October 3 + November 4 – 2 months of training / Crohn’s disease = Holy shit, the race is in a month.

A month and a day.

So that happened. I spent weeks thinking “I’ve got time,” and now it appears as though I really don’t.

I have two long runs left before I’ll start to taper. I’m doing an 18-miler tomorrow before work. My alarm is set for a terrifyingly early hour, and then I’m running 18 miles in the dark with the raccoons before attempting to make it to work by 8:30 AM, locking down a full day at the office and then flying to Las Vegas at night for my friend Lauren’s bachelorette party.

After that it’s three festive days in Las Vegas, followed immediately by three working days in L.A. I’m on a late-night flight back to NYC next Wednesday, and then I’ll try to rest, recover and be ready to run 20 miles next Saturday. Once that’s out of the way, I’ll taper.

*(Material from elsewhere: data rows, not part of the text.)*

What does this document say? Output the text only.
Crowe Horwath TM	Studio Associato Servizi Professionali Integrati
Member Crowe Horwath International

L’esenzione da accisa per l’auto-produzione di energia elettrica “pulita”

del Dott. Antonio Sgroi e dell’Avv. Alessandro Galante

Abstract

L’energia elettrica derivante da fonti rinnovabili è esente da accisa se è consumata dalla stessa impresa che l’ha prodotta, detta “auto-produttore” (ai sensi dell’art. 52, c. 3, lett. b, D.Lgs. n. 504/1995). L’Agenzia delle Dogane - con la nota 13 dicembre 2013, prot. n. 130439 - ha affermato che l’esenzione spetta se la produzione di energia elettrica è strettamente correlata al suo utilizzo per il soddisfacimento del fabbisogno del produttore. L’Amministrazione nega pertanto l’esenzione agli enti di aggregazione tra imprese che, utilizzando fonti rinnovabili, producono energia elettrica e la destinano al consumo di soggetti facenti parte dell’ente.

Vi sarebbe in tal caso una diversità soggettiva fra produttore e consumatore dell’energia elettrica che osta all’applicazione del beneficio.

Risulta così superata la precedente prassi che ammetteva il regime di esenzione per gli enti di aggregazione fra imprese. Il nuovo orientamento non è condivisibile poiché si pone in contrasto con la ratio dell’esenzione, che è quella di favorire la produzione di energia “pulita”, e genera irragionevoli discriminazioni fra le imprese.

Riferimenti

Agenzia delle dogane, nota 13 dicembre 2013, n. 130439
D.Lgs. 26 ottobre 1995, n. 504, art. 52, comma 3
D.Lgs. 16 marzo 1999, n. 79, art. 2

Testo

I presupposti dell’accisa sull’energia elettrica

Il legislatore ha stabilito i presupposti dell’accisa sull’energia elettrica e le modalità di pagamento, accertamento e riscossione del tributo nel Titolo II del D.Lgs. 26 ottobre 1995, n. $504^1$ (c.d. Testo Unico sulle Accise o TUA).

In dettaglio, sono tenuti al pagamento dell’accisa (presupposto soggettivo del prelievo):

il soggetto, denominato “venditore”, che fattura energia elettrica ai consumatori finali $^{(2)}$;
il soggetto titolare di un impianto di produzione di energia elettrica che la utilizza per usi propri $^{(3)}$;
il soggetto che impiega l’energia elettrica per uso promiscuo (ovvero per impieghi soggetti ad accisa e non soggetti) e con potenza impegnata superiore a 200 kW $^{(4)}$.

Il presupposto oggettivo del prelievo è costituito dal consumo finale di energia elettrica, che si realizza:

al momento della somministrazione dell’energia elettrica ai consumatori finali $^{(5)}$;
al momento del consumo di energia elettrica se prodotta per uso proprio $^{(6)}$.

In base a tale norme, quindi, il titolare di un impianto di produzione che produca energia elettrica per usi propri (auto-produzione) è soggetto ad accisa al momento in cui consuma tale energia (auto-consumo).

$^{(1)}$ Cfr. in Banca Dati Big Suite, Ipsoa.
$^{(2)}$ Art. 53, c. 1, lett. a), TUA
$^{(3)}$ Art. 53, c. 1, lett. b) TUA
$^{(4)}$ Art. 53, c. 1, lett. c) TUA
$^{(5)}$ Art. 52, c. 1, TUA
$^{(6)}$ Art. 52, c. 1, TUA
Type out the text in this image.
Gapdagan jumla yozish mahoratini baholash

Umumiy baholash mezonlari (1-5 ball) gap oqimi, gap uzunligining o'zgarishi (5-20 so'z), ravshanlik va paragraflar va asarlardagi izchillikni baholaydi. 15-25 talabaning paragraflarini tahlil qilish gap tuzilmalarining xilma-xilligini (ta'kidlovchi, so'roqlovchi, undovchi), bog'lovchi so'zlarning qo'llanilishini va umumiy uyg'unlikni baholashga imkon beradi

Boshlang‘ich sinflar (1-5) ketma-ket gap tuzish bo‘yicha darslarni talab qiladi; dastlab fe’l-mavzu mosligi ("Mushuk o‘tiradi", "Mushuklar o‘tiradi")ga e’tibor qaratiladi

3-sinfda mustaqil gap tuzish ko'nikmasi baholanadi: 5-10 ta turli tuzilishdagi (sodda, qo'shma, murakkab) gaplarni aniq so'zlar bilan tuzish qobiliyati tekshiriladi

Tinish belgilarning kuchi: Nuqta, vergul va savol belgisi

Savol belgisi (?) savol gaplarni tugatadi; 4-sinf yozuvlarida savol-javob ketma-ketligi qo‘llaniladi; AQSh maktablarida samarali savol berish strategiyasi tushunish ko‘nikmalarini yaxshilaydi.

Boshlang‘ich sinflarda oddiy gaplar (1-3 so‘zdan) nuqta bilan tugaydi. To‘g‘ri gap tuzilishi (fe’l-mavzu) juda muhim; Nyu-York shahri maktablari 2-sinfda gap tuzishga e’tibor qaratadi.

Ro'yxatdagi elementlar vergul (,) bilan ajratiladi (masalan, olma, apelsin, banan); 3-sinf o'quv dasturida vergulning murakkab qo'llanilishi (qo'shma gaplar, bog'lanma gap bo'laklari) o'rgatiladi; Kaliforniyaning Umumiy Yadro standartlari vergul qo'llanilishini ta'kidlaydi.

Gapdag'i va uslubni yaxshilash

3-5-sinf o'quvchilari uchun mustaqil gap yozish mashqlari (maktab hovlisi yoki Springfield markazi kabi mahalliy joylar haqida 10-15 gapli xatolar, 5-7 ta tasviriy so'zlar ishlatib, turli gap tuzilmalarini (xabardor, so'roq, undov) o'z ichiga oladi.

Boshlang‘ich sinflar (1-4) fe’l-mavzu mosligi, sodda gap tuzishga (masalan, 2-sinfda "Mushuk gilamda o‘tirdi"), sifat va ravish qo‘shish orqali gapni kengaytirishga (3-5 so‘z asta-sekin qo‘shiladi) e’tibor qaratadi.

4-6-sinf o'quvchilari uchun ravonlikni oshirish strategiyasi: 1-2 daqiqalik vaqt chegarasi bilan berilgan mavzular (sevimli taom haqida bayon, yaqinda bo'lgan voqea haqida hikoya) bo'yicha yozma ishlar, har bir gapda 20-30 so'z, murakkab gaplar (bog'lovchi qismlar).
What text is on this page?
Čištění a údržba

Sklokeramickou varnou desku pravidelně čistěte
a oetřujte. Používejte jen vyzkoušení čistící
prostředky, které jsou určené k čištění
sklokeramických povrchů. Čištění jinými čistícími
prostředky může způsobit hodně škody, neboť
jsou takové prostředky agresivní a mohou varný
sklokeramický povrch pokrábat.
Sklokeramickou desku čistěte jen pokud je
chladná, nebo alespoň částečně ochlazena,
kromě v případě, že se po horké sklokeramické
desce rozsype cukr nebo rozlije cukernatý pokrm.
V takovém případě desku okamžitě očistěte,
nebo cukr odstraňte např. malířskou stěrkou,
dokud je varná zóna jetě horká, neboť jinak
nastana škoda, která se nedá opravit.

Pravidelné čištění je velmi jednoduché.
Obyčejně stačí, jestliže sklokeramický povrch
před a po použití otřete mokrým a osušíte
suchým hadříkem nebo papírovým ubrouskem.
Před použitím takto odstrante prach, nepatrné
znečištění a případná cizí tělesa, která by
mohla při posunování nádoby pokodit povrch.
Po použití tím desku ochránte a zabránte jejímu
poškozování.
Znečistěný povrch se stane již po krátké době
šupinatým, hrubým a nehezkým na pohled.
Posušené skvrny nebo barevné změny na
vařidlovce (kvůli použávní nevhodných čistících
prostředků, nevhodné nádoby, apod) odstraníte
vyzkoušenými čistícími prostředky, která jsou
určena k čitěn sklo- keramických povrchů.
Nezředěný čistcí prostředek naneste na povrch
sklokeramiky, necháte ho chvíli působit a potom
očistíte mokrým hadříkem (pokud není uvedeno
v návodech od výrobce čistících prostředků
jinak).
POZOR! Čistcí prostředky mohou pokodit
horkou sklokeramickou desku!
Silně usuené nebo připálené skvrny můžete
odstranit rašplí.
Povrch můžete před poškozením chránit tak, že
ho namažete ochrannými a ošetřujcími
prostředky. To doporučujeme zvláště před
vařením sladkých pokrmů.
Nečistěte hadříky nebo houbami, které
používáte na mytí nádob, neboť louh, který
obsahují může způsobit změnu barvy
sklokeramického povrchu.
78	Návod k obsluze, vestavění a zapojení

Ideal training this time around, huh?

No.

But that’s OK. Sometimes you plan for things — like a marathon — and life just gets in the way. Work gets busier than you ever thought possible, you have personal demands outside the office and then your body decides to attack itself from the inside. That’s just life I guess.

This “training cycle” has taught me many things. Perhaps most importantly, it’s taught me that one marathon, one race, does not define who I am. Running one marathon doesn’t mean much in the grand scheme of things, and if I don’t run a 3:59:59 in NYC next month, my world isn’t over. Right now, my health, my family and my friends are so much more important to me than a PR.

If my choices are going for a run or big-screen Skype-ing with Tyler and Puff the Magic Dragon, I’m going with the kid and the pot-smoking stuffed animal. Sorry, marathon. You can wait.

I ran a great half marathon this past weekend. I ran strong, I didn’t give up and I couldn’t stop smiling all day.

I HAVE A MEDAL! Good day.

Overall, am I feeling confident about running NYC?

No. Not at all, actually.

My “marathon goal pace” has been an 8:45 pace, and right now I don’t realistically think I can hang on to that, especially on a hilly course, for 26.2 miles. We’ll see what happens in the next month, but I’m not going to waste time beating myself up over failed mile repeats (yesterday morning, ouch) or way-slower-than-they-probably-should-be mid-week runs.

It’s just running.

And it’s supposed to be fun.

So for the next month, and especially on November 4, my goal is to have fun with it.

See you soon, Staten Island!

TALK ABOUT TRAINING: It seems like every runner I know is in marathon or half-marathon mode right now. Are you training for a race? If so, how’s it going?

AND TELL ME ABOUT RUNNING IN LAS VEGAS AND L.A.: I plan to run while I’m in both cities, and I know places to run while I’m in L.A. (Santa Monica! Beach path! Who’s in?) I don’t, however, know where the heck to run in Vegas. Last time I ran out there, I remember getting frustrated on The Strip because of all the stop lights and stairs you climb to cross the street. Tell me what to do. Tell me about a secret, safe path. Thanks.